Department of Clinical Sciences Lund, Obstetrics and Gynaecology, Lund University, Lund, BMC C14. Lund, 22185, Sweden.
Department of Obstetrics and Gynaecology, Ystad Hospital, Ystad, Sweden.
Eur J Public Health. 2024 Feb 5;34(1):22-28. doi: 10.1093/eurpub/ckad184.
Well-established associations exist between the risk of small for gestational age (SGA) and unidimensional sociodemographic factors. We investigated social inequalities in SGA risk and adopted an intersectional approach that simultaneously considers different social categories. By doing so, we could assess heterogeneities in SGA risk within unidimensional sociodemographic categories.
We included all live 679 694 singleton births in Sweden between 2010 and 2016. The outcome was SGA, and the exposures were age, maternal educational level, dichotomous migration status and civil status. Thirty-six possible combinations of these factors constituted the exposure in an intersectional model. We present odds ratios (ORs) with 95% confidence intervals (95% CIs) and the area under the receiver operating characteristic curve (AUC)-a measurement of discriminatory accuracy (i.e. the ability to discriminate the babies born SGA from those who are not).

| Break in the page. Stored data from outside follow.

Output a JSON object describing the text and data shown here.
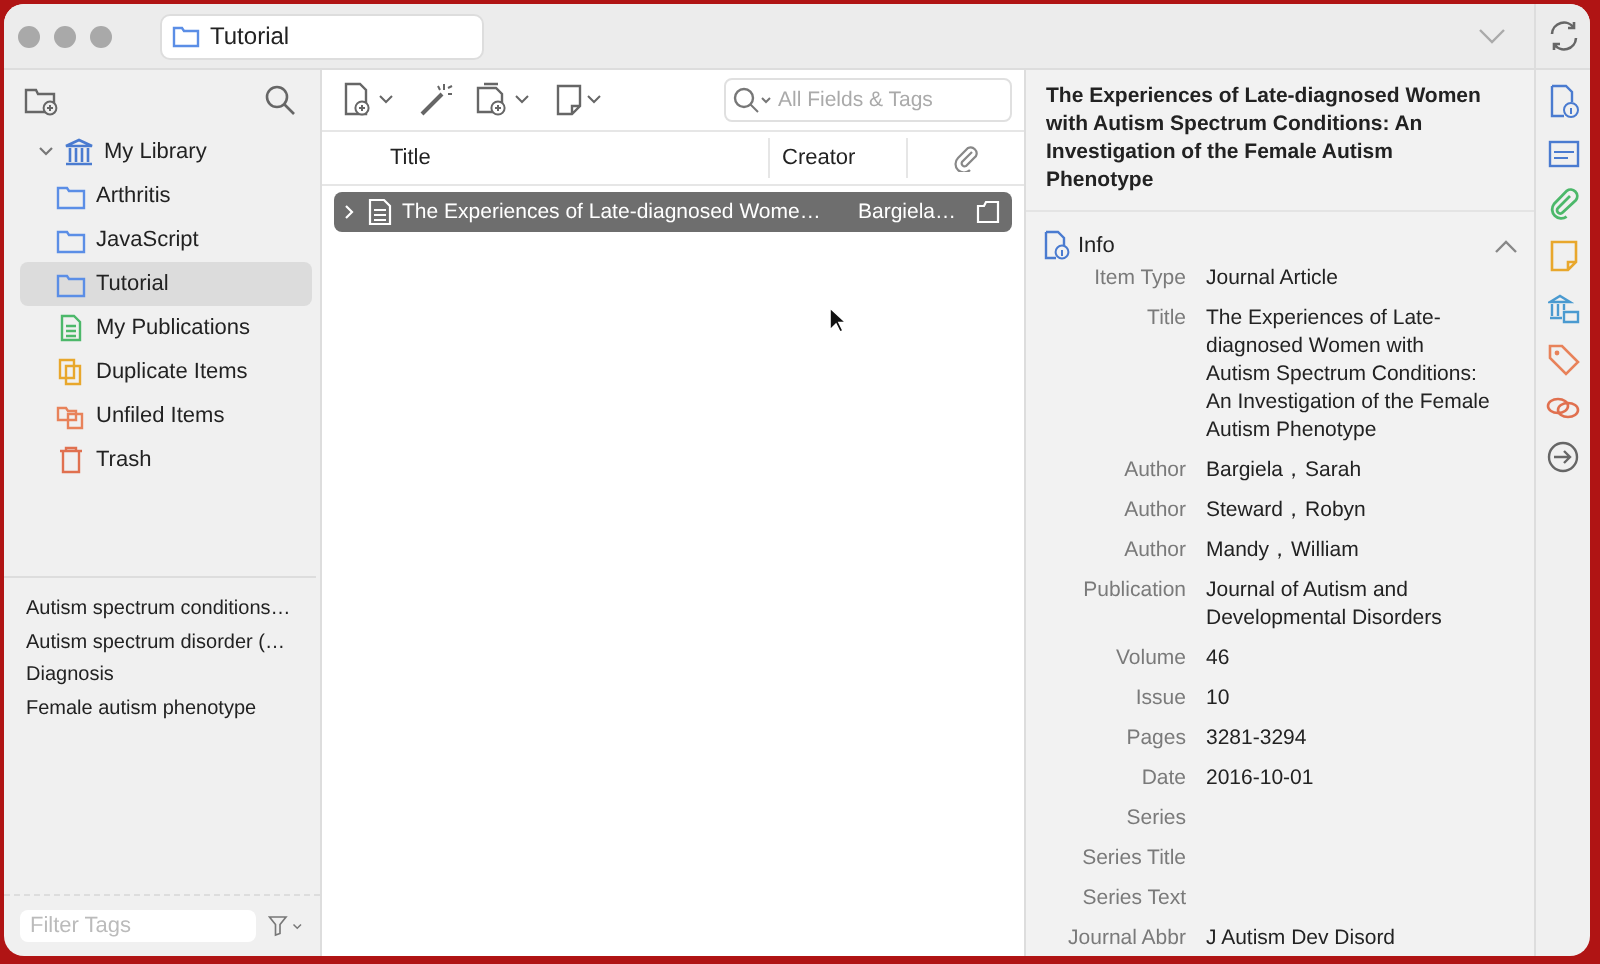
{
  "window": {
    "tab_title": "Tutorial"
  },
  "collections": [
    {
      "label": "My Library",
      "kind": "library",
      "expanded": true,
      "selected": false,
      "children": [
        {
          "label": "Arthritis",
          "kind": "folder",
          "selected": false
        },
        {
          "label": "JavaScript",
          "kind": "folder",
          "selected": false
        },
        {
          "label": "Tutorial",
          "kind": "folder",
          "selected": true
        },
        {
          "label": "My Publications",
          "kind": "publications",
          "selected": false
        },
        {
          "label": "Duplicate Items",
          "kind": "duplicates",
          "selected": false
        },
        {
          "label": "Unfiled Items",
          "kind": "unfiled",
          "selected": false
        },
        {
          "label": "Trash",
          "kind": "trash",
          "selected": false
        }
      ]
    }
  ],
  "tags": [
    "Autism spectrum conditions…",
    "Autism spectrum disorder (…",
    "Diagnosis",
    "Female autism phenotype"
  ],
  "tag_filter": {
    "placeholder": "Filter Tags"
  },
  "search": {
    "placeholder": "All Fields & Tags"
  },
  "table": {
    "columns": [
      "Title",
      "Creator"
    ],
    "rows": [
      {
        "title": "The Experiences of Late-diagnosed Wome…",
        "creator": "Bargiela…",
        "selected": true,
        "expanded": false
      }
    ]
  },
  "item_pane": {
    "title": "The Experiences of Late-diagnosed Women with Autism Spectrum Conditions: An Investigation of the Female Autism Phenotype",
    "section": {
      "label": "Info",
      "expanded": true
    },
    "fields": [
      {
        "label": "Item Type",
        "value": "Journal Article"
      },
      {
        "label": "Title",
        "value": "The Experiences of Late-diagnosed Women with Autism Spectrum Conditions: An Investigation of the Female Autism Phenotype"
      },
      {
        "label": "Author",
        "value": "Bargiela，Sarah"
      },
      {
        "label": "Author",
        "value": "Steward，Robyn"
      },
      {
        "label": "Author",
        "value": "Mandy，William"
      },
      {
        "label": "Publication",
        "value": "Journal of Autism and Developmental Disorders"
      },
      {
        "label": "Volume",
        "value": "46"
      },
      {
        "label": "Issue",
        "value": "10"
      },
      {
        "label": "Pages",
        "value": "3281-3294"
      },
      {
        "label": "Date",
        "value": "2016-10-01"
      },
      {
        "label": "Series"
      },
      {
        "label": "Series Title"
      },
      {
        "label": "Series Text"
      },
      {
        "label": "Journal Abbr",
        "value": "J Autism Dev Disord"
      }
    ]
  }
}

Women with low education and women born outside Sweden had ORs of 1.46 (95% CI 1.38-1.54) and 1.50 (95% CI 1.43-1.56) in unidimensional analyses, respectively. Among women aged under 25 with low education who were born outside Sweden and unmarried, the highest OR was 3.06 (2.59-3.63). The discriminatory accuracy was low for both the unidimensional model that included all sociodemographic factors (AUC 0. 563) and the intersectional model (AUC 0.571).
The intersectional approach revealed a complex sociodemographic pattern of SGA risk. Sociodemographic factors have a low accuracy in identifying SGA at the individual level, even when quantifying their multi-dimensional intersections. This cautions against interventions targeted to individuals belonging to socially defined groups to reduce social inequalities in SGA risk.
小胎龄儿(SGA)的风险与单维社会人口因素之间存在明确关联。我们研究了 SGA 风险中的社会不平等,并采用了交叉方法,同时考虑了不同的社会类别。这样,我们可以评估单维社会人口类别中 SGA 风险的异质性。
我们纳入了 2010 年至 2016 年期间瑞典所有 679694 例活产单胎妊娠。结局为 SGA,暴露因素为年龄、母亲教育程度、二元化移民状况和婚姻状况。这些因素的 36 种可能组合构成了交叉模型中的暴露因素。我们报告比值比(OR)及其 95%置信区间(95%CI)和接收者操作特征曲线下面积(AUC)-衡量区分准确性的指标(即区分 SGA 出生婴儿和非 SGA 出生婴儿的能力)。
在单维分析中,教育程度低的女性和出生在瑞典以外的女性的 OR 分别为 1.46(95%CI 1.38-1.54)和 1.50(95%CI 1.43-1.56)。在年龄在 25 岁以下、教育程度低且出生在瑞典以外且未婚的女性中,最高的 OR 为 3.06(2.59-3.63)。对于包含所有社会人口因素的单维模型(AUC 0.563)和交叉模型(AUC 0.571),区分准确性均较低。
交叉方法揭示了 SGA 风险的复杂社会人口模式。社会人口因素在个体水平上识别 SGA 的准确性较低,即使在量化其多维交叉时也是如此。这提醒人们不要针对属于社会定义群体的个体进行干预,以减少 SGA 风险中的社会不平等。